Report on International Competitiveness
This “Report on International Competitiveness” provides input for the Commission’s review of
Directive 2003/87/EC on emissions trading.1
This document presents a non-exhaustive view of the potential impact of implementing the
Kyoto Protocol targets with the EU Emissions Trading Scheme (EU ETS) on the international
competitiveness of industries, based on assumptions and economic dynamics valid as of
today.
The measure used in this analysis in order to detect a change in international competitiveness
is a change in operating margin2 resulting from a change in output, and/or a change in costs,
and/or a change in prices. In this analysis, changes in margins are expressed as a percentage
of total cost.
Production decisions are, however, not based on average industry or company’s margins, but
on the individual company’s marginal costs for the last unit produced. Production decisions
are ultimately driven by the value of CO2 allowances, because a company can sell any surplus
rights it may have at a profit. Therefore, even for an industry in which EU ETS has zero impact
on company profit margins, it cannot be assumed that there will be no shifting of production
into regions without CO2 costs.
“International competitiveness” is defined in this report as “extra-Community
competitiveness”. Changes in intra-Community competitiveness have not been analysed.

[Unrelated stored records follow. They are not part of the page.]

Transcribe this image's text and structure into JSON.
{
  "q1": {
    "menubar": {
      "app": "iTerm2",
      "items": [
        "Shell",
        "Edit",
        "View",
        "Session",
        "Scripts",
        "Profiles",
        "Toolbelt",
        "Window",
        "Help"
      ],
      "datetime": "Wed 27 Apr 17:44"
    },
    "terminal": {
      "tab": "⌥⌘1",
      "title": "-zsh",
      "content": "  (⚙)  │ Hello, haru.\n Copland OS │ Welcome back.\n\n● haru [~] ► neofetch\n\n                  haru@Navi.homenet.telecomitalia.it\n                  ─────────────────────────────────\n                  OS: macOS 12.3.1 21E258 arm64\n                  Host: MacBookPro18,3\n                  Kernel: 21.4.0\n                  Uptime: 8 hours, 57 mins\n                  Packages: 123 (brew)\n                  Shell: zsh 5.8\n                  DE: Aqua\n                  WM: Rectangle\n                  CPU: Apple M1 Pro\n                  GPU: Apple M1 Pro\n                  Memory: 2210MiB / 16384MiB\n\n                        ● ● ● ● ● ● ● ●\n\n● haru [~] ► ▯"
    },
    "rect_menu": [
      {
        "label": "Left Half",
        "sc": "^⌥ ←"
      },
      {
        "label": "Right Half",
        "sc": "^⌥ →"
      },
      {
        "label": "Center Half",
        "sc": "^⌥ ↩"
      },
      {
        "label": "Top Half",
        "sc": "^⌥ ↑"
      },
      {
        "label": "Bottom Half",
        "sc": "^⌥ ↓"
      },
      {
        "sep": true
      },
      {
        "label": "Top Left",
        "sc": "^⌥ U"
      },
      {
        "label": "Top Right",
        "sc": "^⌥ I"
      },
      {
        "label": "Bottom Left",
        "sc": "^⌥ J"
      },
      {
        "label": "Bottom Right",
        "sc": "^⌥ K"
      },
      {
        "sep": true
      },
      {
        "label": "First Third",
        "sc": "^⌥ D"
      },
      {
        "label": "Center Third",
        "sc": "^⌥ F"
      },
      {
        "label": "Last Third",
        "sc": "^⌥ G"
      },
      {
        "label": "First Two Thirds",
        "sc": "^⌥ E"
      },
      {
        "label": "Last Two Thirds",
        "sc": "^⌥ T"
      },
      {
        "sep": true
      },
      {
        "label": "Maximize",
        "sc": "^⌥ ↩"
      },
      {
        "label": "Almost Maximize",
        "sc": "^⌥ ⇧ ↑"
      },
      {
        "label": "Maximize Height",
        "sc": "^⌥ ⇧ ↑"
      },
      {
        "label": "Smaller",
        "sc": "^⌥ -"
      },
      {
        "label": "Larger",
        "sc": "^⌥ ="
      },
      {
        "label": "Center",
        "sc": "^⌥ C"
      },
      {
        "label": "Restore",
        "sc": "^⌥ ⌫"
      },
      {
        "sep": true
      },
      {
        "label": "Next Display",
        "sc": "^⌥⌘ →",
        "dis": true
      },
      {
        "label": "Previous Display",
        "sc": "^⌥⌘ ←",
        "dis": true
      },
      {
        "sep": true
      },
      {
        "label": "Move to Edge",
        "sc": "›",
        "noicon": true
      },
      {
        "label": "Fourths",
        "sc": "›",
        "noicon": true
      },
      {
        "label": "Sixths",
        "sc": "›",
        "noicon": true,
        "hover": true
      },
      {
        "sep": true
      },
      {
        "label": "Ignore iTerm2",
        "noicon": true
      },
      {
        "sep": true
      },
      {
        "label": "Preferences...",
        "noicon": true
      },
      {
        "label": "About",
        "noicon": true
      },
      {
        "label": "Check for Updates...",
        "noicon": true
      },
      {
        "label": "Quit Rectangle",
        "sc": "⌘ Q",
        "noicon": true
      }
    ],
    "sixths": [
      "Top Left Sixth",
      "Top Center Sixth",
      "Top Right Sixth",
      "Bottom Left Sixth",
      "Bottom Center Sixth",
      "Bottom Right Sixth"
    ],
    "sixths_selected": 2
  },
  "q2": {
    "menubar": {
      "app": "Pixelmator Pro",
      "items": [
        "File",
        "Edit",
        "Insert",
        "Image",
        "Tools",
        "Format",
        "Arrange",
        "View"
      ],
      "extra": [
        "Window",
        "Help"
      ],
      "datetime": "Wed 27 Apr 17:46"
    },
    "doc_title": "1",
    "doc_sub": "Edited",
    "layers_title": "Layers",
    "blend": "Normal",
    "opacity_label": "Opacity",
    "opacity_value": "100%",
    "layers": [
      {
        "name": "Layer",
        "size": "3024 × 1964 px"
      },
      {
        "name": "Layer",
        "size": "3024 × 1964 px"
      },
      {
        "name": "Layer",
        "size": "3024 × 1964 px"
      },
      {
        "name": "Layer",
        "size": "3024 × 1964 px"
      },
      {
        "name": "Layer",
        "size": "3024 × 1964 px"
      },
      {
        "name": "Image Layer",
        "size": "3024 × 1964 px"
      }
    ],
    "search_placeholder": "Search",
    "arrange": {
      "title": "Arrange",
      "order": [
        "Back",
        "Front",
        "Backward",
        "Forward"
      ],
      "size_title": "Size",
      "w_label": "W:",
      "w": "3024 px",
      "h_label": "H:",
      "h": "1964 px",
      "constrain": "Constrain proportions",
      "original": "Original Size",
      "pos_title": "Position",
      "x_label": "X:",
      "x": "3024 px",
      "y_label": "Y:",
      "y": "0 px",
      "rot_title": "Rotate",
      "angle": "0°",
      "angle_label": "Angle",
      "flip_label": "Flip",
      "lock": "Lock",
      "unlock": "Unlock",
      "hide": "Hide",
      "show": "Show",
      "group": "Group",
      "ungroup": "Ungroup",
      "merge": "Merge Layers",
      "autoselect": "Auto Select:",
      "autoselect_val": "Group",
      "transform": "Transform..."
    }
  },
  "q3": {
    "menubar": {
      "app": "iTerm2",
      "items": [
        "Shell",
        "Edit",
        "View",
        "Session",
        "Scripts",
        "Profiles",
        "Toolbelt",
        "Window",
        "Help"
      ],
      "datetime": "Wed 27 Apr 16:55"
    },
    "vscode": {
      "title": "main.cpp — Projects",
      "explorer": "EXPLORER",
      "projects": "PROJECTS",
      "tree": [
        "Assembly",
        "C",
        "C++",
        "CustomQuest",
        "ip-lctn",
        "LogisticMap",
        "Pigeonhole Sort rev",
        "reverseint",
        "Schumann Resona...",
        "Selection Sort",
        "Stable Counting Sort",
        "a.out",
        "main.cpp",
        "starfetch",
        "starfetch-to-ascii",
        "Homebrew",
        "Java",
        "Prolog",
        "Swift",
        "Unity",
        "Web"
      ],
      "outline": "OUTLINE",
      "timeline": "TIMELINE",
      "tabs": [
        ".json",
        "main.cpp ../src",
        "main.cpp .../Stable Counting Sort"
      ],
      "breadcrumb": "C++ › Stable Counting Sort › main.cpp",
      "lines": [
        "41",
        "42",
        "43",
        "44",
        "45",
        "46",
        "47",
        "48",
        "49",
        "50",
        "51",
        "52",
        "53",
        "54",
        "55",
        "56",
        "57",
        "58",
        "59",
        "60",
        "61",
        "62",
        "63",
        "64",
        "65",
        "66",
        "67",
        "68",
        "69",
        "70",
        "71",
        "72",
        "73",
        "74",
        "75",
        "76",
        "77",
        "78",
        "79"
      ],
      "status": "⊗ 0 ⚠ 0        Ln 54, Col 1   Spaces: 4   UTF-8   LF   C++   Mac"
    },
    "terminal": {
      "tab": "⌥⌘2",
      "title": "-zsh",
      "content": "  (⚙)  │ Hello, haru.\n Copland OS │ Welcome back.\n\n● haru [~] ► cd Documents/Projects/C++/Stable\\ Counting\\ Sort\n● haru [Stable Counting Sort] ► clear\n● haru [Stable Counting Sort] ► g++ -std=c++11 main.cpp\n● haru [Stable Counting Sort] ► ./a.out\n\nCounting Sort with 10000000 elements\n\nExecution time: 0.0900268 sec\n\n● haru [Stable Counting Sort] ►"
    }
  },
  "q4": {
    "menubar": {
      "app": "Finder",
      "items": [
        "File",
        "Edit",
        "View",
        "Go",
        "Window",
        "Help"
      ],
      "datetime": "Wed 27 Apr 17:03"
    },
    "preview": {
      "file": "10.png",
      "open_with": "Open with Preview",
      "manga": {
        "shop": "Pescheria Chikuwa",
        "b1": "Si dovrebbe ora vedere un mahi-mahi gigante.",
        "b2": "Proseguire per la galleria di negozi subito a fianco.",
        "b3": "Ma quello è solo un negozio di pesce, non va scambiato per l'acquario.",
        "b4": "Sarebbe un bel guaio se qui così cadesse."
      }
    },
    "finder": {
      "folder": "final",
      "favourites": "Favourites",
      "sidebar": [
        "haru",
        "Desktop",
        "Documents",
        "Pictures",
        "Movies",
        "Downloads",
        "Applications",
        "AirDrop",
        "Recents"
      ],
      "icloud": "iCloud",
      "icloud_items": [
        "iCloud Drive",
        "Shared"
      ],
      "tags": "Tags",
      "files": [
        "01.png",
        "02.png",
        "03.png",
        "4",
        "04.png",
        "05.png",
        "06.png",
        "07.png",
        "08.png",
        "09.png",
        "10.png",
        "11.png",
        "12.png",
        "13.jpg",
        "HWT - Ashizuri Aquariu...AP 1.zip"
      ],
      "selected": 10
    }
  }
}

All cost and earnings figures provided are outside-in estimates based on public information
and McKinsey expert estimates and therefore reflect typical average cost and earnings data
for the industries examined. The figures can be different for specific market participants. In
addition, data are based on regional averages and can vary for different geographical subregions.
As a result, the impacts on industries as laid out in this report represent average
effects and can vary significantly for individual players.